Groovy client for Apache Cassandra
I have been exploring Apache Cassandra recently for implementation of a project. Cassandra is a NoSQL (not only SQL) database open sourced by Facebook.
This blog shares a Groovy implementation of a Cassandra client which makes accessing Cassandra as simple as accessing a HashMap. The Groovy implementation is currently a wrapper on the basic Thrift API. The map keys serve as the query language to perform slices and range queries.
Cassandra provides a Thrift based interface which makes it accessible from different languages. It is similar to a WSDL file for Web Service which can be used to generate code clients in different languages. There are two open source wrappers on Thrift API to access Cassandra:-
Cassandra Java Client is too basic. Hector is a good option as it provides features like pooling and is JMX enabled.
I tried the Java thrift API and Hector but it looks too cumbersome and verbose if you wrote code in Groovy or another programming language.
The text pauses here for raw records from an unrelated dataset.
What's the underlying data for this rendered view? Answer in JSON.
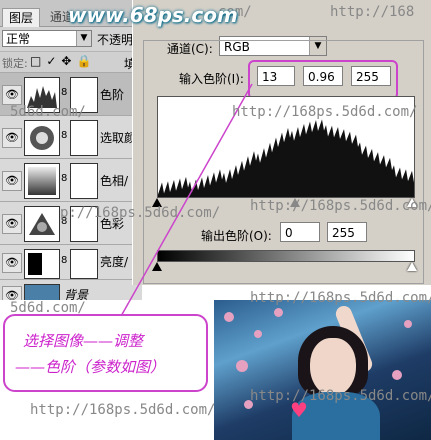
{
  "layers_panel": {
    "tabs": [
      "图层",
      "通道"
    ],
    "blend_mode": "正常",
    "opacity_label": "不透明",
    "lock_label": "锁定:",
    "lock_icons": "□✓✥🔒",
    "fill_label": "填",
    "layers": [
      {
        "name": "色阶",
        "selected": true
      },
      {
        "name": "选取颜"
      },
      {
        "name": "色相/"
      },
      {
        "name": "色彩"
      },
      {
        "name": "亮度/"
      },
      {
        "name": "背景"
      }
    ]
  },
  "levels_dialog": {
    "channel_label": "通道(C):",
    "channel_value": "RGB",
    "input_label": "输入色阶(I):",
    "input_values": [
      "13",
      "0.96",
      "255"
    ],
    "output_label": "输出色阶(O):",
    "output_values": [
      "0",
      "255"
    ]
  },
  "logo": "www.68ps.com",
  "watermarks": [
    "http://168",
    "http://168ps.5d6d.com/",
    "http://168ps.5d6d.com/",
    "5d6d.com/",
    "p://168ps.5d6d.com/",
    "http://168ps.5d6d.com/",
    "5d6d.com/",
    "http://168ps.5d6d.com/",
    "http://168ps.5d6d.com/",
    "com/"
  ],
  "callout": {
    "line1": "选择图像——调整",
    "line2": "——色阶（参数如图）"
  },
  "colors": {
    "highlight": "#cc44cc",
    "logo": "#0a6b8a"
  },
  "icons": [
    "eye-icon",
    "chain-icon",
    "dropdown-arrow-icon",
    "slider-triangle-icon"
  ]
}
Following is the sample groovy test code compared to Thrift based Java example..
void testSingleColumnGetAndSet() {
k["User/a/user_id"] = "1";
assert k["User/a/user_id"] == "1";
}
void testSlice() {
k["User/b/1"] = "1";
k["User/b/2"] = "2";
k["User/b/3"] = "3";
assert k["User/b/[1,2,3]"] == [b:["1", "2", "3"]];
assert k["User/b/[1-2]"] == [b:["1", "2"]];
assert k["User/b/[3]"] == [b:["3"]];
}
void testRangeSlices() {
k["User/d/1"] = "1";
k["User/d/2"] = "2";
k["User/e/1"] = "1";
k["User/e/2"] = "2";
assert k["User/[e-e]/[1,2,3]"] == [e:["1","2"]];
assert k["User/[d-e]/[1,2,3]"] == [d:["1","2"],e:["1","2"]];
}
object 'k' is the keyspace wrapper, 'User' the column family and keys and columns follow them in a '/' separated path.
Cassandra data model is simple with only complication of a SuperColumn as explained in the blog (the title of the post should give you an idea).
- Keyspace: like a database schema
- ColumnFamily: Individual data spaces (User,Tweets)
- Key: A key in the ColumnFamily
- Column: A name,value and timestamp combination
- SuperColumn: A Column that can contain multiple columns (in a ColumnFamily you cannot mix super and 'normal' columns)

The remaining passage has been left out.